La mère conteste les accusations

Car après cet incendie, Zartoshte Bakhtiari, le maire (DVD) de la commune, s’était emporté contre les parents dans une vidéo publiée sur les réseaux sociaux. « Je n’ai qu’un seul message : tenez vos gamins ! À quel moment les parents veulent laisser leurs enfants d’une dizaine d’années jouer à des mortiers sans surveillance, en pleine journée ? », s’était-il agacé.

Plusieurs internautes avaient également affirmé que les enfants impliqués étaient livrés à eux-mêmes. Une version que la mère de famille conteste, estimant que ses deux enfants avaient exceptionnellement échappé à sa surveillance. « Ce n’est pas du tout dans leur habitude de manipuler des engins de la sorte », a-t-elle assuré auprès de France 3. Elle explique avoir appris leur implication lors de sa convocation au commissariat.

« Il n’y a aucune excuse »

La maman a par ailleurs fait amende honorable. « Je suis vraiment navrée, désolée », a-t-elle déclaré. Elle a par ailleurs pris la parole au nom de ses deux enfants. « Ils regrettent beaucoup ce geste-là. Ce sont des enfants, ils ne pensaient pas que ça prendrait cette proportion », a-t-elle affirmé. La mère a tenu à rappeler que leur geste n’était pas intentionnel. Elle souhaite trouver un terrain d’entente avec la mairie.
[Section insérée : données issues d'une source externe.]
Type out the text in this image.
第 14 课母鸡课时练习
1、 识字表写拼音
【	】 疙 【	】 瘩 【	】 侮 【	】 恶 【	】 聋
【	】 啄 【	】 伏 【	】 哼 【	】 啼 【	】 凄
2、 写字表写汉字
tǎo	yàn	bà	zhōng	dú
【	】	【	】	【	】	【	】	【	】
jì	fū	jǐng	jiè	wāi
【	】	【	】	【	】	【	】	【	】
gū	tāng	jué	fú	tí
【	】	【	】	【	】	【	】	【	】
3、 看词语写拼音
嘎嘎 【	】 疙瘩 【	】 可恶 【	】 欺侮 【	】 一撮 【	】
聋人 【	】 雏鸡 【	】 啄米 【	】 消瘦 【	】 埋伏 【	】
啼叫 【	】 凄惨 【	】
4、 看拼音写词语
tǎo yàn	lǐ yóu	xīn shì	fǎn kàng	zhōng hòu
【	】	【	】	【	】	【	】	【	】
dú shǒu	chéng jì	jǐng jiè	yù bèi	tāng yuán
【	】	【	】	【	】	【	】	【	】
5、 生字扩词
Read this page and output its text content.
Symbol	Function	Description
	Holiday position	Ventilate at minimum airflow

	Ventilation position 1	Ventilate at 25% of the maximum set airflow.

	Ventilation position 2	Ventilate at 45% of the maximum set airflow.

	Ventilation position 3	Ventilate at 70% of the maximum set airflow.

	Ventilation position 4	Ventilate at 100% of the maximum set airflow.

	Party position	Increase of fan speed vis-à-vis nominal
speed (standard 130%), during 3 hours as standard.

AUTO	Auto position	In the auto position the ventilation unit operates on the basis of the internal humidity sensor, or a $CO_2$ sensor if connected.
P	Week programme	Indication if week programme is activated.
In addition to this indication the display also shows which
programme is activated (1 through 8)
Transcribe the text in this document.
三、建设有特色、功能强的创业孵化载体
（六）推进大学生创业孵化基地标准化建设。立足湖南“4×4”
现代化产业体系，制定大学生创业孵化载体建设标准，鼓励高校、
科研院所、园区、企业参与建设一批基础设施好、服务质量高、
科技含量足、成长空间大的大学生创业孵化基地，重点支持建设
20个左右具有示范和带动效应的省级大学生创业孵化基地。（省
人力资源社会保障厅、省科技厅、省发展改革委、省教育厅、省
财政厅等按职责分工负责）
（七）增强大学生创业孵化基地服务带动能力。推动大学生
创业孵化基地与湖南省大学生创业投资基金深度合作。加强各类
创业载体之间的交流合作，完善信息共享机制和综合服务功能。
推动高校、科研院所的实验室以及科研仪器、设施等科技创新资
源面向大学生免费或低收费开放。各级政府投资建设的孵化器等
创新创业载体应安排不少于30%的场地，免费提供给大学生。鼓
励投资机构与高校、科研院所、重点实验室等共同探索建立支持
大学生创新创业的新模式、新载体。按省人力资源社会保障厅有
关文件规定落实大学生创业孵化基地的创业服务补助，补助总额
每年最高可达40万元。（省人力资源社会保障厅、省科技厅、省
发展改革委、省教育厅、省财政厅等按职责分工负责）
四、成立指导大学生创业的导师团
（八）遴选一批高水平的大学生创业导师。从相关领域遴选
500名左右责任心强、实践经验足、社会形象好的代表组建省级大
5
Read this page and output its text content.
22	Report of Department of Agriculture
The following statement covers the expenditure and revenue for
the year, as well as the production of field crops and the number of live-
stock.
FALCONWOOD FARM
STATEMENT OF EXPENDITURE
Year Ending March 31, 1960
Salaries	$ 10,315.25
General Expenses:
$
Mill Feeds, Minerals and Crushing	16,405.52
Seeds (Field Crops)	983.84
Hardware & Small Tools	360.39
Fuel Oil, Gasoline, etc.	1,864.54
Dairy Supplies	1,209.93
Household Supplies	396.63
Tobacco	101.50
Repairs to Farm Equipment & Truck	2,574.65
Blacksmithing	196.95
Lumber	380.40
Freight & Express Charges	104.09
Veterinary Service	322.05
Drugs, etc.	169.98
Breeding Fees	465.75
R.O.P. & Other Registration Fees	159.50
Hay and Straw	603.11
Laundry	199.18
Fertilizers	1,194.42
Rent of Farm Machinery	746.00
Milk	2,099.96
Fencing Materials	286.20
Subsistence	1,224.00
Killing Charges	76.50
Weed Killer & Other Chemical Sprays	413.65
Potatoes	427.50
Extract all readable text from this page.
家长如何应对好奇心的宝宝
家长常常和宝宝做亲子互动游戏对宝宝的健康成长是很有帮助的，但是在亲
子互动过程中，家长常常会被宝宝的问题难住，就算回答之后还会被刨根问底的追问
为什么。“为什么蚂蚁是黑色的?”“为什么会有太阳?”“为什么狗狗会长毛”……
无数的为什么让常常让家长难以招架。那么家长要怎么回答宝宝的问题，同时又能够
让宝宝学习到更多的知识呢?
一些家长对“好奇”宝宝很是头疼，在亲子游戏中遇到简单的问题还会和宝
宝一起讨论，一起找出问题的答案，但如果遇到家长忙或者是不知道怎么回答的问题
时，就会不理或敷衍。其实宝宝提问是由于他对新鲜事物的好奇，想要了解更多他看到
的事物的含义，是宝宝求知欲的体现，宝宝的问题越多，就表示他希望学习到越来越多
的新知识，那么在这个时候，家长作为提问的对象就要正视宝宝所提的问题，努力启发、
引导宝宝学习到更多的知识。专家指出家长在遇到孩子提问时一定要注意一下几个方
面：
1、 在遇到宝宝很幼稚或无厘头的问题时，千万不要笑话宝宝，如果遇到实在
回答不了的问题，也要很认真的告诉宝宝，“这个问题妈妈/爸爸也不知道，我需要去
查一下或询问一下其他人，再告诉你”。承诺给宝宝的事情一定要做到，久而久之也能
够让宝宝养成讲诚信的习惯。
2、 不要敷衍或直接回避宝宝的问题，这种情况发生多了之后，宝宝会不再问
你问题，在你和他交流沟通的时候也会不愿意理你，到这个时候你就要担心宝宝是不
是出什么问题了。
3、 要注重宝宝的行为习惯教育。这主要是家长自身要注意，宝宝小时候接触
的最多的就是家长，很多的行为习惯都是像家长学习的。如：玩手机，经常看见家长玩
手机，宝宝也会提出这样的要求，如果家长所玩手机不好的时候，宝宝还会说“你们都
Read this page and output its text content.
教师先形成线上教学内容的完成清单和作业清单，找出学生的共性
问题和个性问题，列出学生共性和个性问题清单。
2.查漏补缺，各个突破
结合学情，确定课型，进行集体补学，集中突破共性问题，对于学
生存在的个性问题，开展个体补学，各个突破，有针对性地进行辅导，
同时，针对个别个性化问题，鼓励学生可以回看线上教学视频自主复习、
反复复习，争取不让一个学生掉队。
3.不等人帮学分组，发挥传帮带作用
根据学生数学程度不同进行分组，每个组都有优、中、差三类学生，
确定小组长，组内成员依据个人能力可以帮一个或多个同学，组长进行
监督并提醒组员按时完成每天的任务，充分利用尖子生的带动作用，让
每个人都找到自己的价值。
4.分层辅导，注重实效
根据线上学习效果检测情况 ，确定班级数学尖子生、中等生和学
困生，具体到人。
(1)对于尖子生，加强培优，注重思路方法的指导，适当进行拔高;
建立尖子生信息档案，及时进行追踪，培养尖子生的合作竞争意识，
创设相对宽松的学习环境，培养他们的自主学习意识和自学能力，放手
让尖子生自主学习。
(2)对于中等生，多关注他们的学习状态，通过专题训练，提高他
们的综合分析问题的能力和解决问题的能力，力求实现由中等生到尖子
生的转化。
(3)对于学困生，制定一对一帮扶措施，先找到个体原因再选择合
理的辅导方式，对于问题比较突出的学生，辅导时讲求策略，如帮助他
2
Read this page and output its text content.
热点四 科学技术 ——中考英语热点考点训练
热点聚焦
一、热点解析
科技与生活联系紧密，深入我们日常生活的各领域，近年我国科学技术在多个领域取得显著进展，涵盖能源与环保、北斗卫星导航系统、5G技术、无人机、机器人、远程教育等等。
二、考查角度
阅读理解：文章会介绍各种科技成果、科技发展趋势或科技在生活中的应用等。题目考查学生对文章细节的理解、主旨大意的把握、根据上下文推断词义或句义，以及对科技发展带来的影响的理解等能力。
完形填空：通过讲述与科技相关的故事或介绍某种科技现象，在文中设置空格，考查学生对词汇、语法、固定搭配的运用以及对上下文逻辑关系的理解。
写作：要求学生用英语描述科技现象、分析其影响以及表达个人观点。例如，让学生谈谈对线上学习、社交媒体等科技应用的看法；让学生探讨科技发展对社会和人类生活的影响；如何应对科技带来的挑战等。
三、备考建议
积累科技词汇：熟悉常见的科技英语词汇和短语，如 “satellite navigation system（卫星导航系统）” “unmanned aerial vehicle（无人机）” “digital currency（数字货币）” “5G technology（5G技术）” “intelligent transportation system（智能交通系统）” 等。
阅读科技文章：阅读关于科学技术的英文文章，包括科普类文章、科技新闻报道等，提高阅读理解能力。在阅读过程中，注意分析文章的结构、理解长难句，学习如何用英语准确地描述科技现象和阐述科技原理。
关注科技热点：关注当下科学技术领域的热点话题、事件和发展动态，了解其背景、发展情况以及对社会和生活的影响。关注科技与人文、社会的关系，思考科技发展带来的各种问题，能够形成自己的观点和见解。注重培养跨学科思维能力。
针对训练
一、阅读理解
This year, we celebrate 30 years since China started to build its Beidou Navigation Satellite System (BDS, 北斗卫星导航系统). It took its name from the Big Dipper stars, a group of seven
Reste que pour le maire, « il n’y a aucune excuse ». À la suite de cet incident, le parc est en grande partie inaccessible au public. L’enquête est toujours en cours. Les enfants impliqués ayant moins de 13 ans, leur responsabilité pénale est très limitée. Selon Zartoshte Bakhtiari, c’est aux parents de payer. « Le Code civil dispose qu’ils sont responsables des dommages causés par les mineurs dont ils ont la charge », a-t-il déclaré au Figaro , alors que le préjudice pour sa commune est estimé à 1,5 million d’euros.